Middle School

Classical Greek Paideia, Socratic Seminar and depth of study allow scholars to build the academic rigor and independence required for later success.

A. Fantis Students

The A Fantis Middle School Program is designed to meet the demands of students’ increasingly abstract thinking and logical analysis. Teachers are able to guide students, from the depths of Plato and Shakespeare to the intricacies of algebra and organic chemistry. Middle School is also a lively, social place, where students can begin to assume more independence and responsibility. With daily advisory and weekly one-on-one meetings with faculty and staff, students learn to build the interpersonal and self-management skills needed to tackle more mature topics, such as peer pressure, resolving conflicts and using social media responsibly. True leadership often emerges at this level, with students grabbing opportunities that best suit them, from lead role in the Odyssey, student government or on the basketball court.

A. Fantis Students

Inspired by ancient Greek paideia, the A. Fantis middle school curriculum is carefully structured to offer meaningful content centered around the development of broad, enlightened outlook. The Socratic Seminar, a critical component of paideia, fully flourishes as students tackle increasingly complex texts, enhanced through student-led discussions and analysis. Students engage in meaningful, project-based studies. English and history combine in Humanities, as do science and math in the STEM course. Hellenic Studies is an interdisciplinary approach where students explore The Odyssey and ancient Greek technology.

Amy Miller-Mandel

The close study of classical and contemporary literature cultivates analytical skills and recognition of universal themes. Students work collaboratively and independently to challenge one another through academic discourse and student-focused lessons so they leave with a strong understanding of themselves as readers, writers and global thinkers.

- Amy Miller-Mandel, English Language Arts Chair

Why Learn Greek?

Over 60 percent of all English words have Greek or Latin roots. In the vocabulary of the sciences and technology, the figure rises to over 90 percent.  Indeed, we speak and write Greek every day without realizing it. Western democracy is based on ancient Greek ideals and universal values, from Plato to Hippocrates. We all can better appreciate our own language and culture through the careful study of the Greek language and Hellenism.

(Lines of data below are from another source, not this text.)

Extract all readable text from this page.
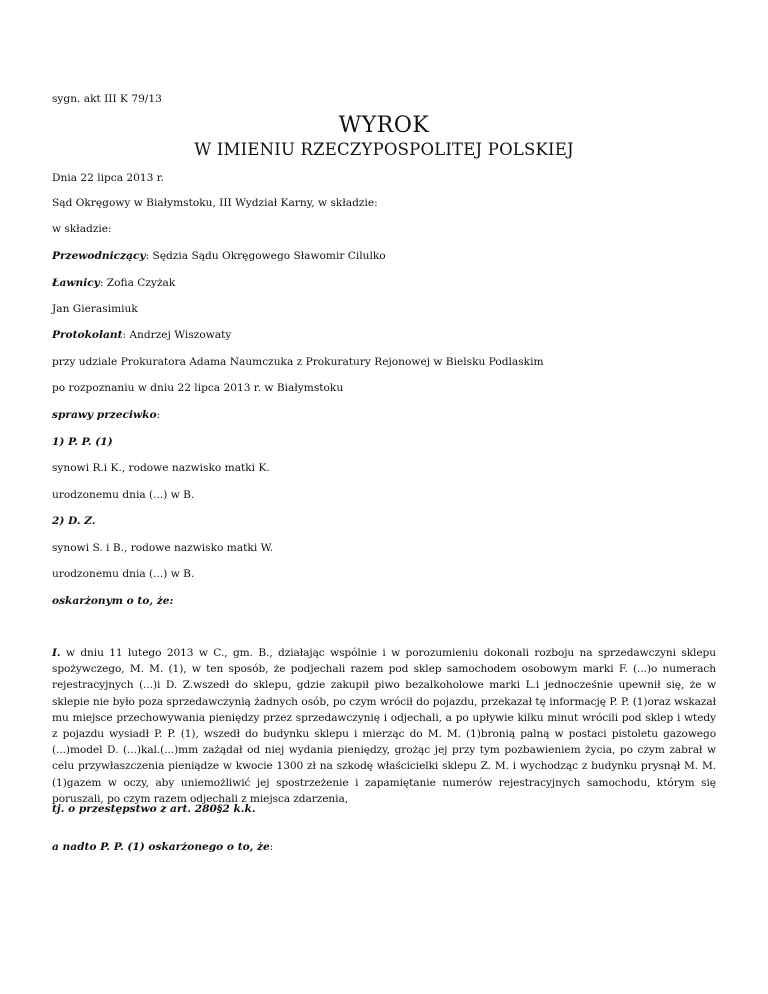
sygn. akt III K 79/13
WYROK
W IMIENIU RZECZYPOSPOLITEJ POLSKIEJ
Dnia 22 lipca 2013 r.
Sąd Okręgowy w Białymstoku, III Wydział Karny, w składzie:
w składzie:
Przewodniczący: Sędzia Sądu Okręgowego Sławomir Cilulko
Ławnicy: Zofia Czyżak
Jan Gierasimiuk
Protokolant: Andrzej Wiszowaty
przy udziale Prokuratora Adama Naumczuka z Prokuratury Rejonowej w Bielsku Podlaskim
po rozpoznaniu w dniu 22 lipca 2013 r. w Białymstoku
sprawy przeciwko:
1) P. P. (1)
synowi R.i K., rodowe nazwisko matki K.
urodzonemu dnia (...) w B.
2) D. Z.
synowi S. i B., rodowe nazwisko matki W.
urodzonemu dnia (...) w B.
oskarżonym o to, że:
I. w dniu 11 lutego 2013 w C., gm. B., działając wspólnie i w porozumieniu dokonali rozboju na sprzedawczyni sklepu spożywczego, M. M. (1), w ten sposób, że podjechali razem pod sklep samochodem osobowym marki F. (...)o numerach rejestracyjnych (...)i D. Z.wszedł do sklepu, gdzie zakupił piwo bezalkoholowe marki L.i jednocześnie upewnił się, że w sklepie nie było poza sprzedawczynią żadnych osób, po czym wrócił do pojazdu, przekazał tę informację P. P. (1)oraz wskazał mu miejsce przechowywania pieniędzy przez sprzedawczynię i odjechali, a po upływie kilku minut wrócili pod sklep i wtedy z pojazdu wysiadł P. P. (1), wszedł do budynku sklepu i mierząc do M. M. (1)bronią palną w postaci pistoletu gazowego (...)model D. (...)kal.(...)mm zażądał od niej wydania pieniędzy, grożąc jej przy tym pozbawieniem życia, po czym zabrał w celu przywłaszczenia pieniądze w kwocie 1300 zł na szkodę właścicielki sklepu Z. M. i wychodząc z budynku prysnął M. M. (1)gazem w oczy, aby uniemożliwić jej spostrzeżenie i zapamiętanie numerów rejestracyjnych samochodu, którym się poruszali, po czym razem odjechali z miejsca zdarzenia,
tj. o przestępstwo z art. 280§2 k.k.
a nadto P. P. (1) oskarżonego o to, że:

In addition, learning a second language has many social and cognitive benefits, beyond simple language acquisition. Research has shown the positive influence of learning another language has on the development of the brain and a child’s intellectual abilities. Our Greek Language and Hellenic Studies curriculum is academically rigorous and provides students with an opportunity for interdisciplinary learning that is engaging, meaningful and important.